By Sean Silcoff – originally published in the Globe and Mail
One of Canada’s oldest, quietest and steadiest software success stories, Toronto-based Medgate, has decided to shoot for the big time, bringing in a trio of brand-name investors to help fuel consolidation of its niche industry.
Medgate, a 30-year-old provider of cloud-based, subscription software used by companies to perform environmental, health and safety (EHS) audits, has received what it called “a large strategic investment” from Silicon Valley private capital firm Norwest Venture Partners, leading Toronto venture capital firm Georgian Partners and Bank of Montreal. The company didn’t disclose terms, but industry sources say the size of the investment exceeded $100-million.
Some of that will be used for growth capital but most will go to existing shareholders, as part of a recapitalization. Sources in the venture finance world said the deal values Medgate at close to $200-million. CEO Mark Wallace declined to comment on the deal size or confirm the company’s valuation.
Medgate has been profitable for years and didn’t need money, Mr. Wallace said.
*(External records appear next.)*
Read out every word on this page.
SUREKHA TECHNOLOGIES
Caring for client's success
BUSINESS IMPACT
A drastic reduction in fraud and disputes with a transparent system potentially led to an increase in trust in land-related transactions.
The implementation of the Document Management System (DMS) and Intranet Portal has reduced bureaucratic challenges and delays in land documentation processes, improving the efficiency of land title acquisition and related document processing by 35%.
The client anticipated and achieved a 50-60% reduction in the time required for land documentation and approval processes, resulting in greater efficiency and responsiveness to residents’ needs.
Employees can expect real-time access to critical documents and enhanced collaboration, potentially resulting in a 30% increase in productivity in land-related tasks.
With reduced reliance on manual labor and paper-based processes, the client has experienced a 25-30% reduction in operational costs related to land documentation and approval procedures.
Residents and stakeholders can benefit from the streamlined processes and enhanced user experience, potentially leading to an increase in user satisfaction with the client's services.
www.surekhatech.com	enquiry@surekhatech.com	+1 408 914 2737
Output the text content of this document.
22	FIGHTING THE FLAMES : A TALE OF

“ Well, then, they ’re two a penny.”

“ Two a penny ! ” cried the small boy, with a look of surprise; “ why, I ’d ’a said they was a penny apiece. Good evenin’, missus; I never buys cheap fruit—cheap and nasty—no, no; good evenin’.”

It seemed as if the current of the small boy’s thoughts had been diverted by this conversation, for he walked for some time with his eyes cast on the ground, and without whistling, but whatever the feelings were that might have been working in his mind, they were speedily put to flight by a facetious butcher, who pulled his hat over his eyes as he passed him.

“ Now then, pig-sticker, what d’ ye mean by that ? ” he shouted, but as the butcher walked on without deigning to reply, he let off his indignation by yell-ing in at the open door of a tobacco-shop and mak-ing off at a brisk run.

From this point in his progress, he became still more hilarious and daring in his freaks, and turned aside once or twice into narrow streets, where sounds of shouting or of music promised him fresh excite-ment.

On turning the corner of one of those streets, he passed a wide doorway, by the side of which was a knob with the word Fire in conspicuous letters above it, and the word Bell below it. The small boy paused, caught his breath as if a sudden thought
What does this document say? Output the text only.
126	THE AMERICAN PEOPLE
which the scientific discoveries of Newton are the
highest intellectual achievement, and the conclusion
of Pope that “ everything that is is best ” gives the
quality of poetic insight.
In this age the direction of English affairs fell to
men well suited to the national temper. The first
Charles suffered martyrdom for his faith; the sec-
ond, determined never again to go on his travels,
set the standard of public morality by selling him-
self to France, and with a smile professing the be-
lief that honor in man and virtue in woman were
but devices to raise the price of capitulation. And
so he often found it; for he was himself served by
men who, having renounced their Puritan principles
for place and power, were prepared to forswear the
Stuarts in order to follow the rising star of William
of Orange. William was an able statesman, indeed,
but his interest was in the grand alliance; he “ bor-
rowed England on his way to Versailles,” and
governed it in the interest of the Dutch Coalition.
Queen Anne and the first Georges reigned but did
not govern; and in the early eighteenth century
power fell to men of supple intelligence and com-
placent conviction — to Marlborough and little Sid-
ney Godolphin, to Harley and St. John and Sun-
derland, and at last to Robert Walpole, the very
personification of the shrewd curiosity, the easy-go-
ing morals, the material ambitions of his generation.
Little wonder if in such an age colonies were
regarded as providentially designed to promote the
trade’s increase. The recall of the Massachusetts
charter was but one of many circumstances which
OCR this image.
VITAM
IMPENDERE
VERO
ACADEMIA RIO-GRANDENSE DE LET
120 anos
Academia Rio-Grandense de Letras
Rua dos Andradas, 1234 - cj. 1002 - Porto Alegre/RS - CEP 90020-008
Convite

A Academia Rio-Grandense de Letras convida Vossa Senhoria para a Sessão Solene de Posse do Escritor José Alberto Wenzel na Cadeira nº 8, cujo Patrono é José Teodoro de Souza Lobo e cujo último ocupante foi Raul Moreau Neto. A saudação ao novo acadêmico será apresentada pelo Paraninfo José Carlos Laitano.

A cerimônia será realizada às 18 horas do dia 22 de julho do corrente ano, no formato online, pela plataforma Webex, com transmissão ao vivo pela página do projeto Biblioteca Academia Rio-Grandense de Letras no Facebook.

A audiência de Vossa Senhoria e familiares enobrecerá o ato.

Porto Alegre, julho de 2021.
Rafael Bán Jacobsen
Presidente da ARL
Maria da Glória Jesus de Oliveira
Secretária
But after declining several suitors for the past couple of years, he changed his mind after realizing Medgate could create value by consolidating the market with some outside help. “It reaches a stage where you say, ‘somebody is going to emerge as the leader in our space. So why not us?”
Medgate is one of the larger players in a $1-billion niche industry that specializes in software-based risk management audits for companies whose operations include hazardous environments, including mining, oil and gas, chemical manufacturing and health care. Medgate’s customers include Suncor Energy, BHP Billiton and Rio Tinto. The industry is growing by about 15 per cent a year as customers abandon customized legacy systems, update to global standards and tighten up their EHS practices in an attempt to be better corporate citizens.
The company’s revenue is expected to approach $40-million in 2016, on the back of four years of about 30 per cent top line growth. That may sound modest, but many of Medgate’s rivals, including Toronto-based Intelex, also have revenues in the mid-eight-figure range, and no other players are close to the $100-million mark.
“If you can dominate a niche market, the market will reward the leader disproportionately,” said Mr. Wallace. “The first objective is to continue to grow and accelerate that growth and become the leader in this space.” At that point, he indicated, an initial public offering could happen.
The deal will also put some cash in the pockets of Mr. Wallace, a lawyer by training (he was once general counsel for AT&T Canada) and entrepreneur who was one of Medgate’s largest shareholders and retains a sizable stake.
Mr. Wallace joined Medgate in 2003 when it was a small division within health services company MedisysHealth Group Income Fund. He led a management buyout three years later in a $7-million deal. At the time the company, founded in the mid-1980s by entrepreneur Murray Balcom, had just $3-million in annual revenue and was cash flow negative. It has been profitable ever since.
With the investment, Norwest’s Rob Arditi and Jon Kossow and Georgian’s Steve Leightell will join the board, as well as B.C. software entrepreneur Shanti Atkins.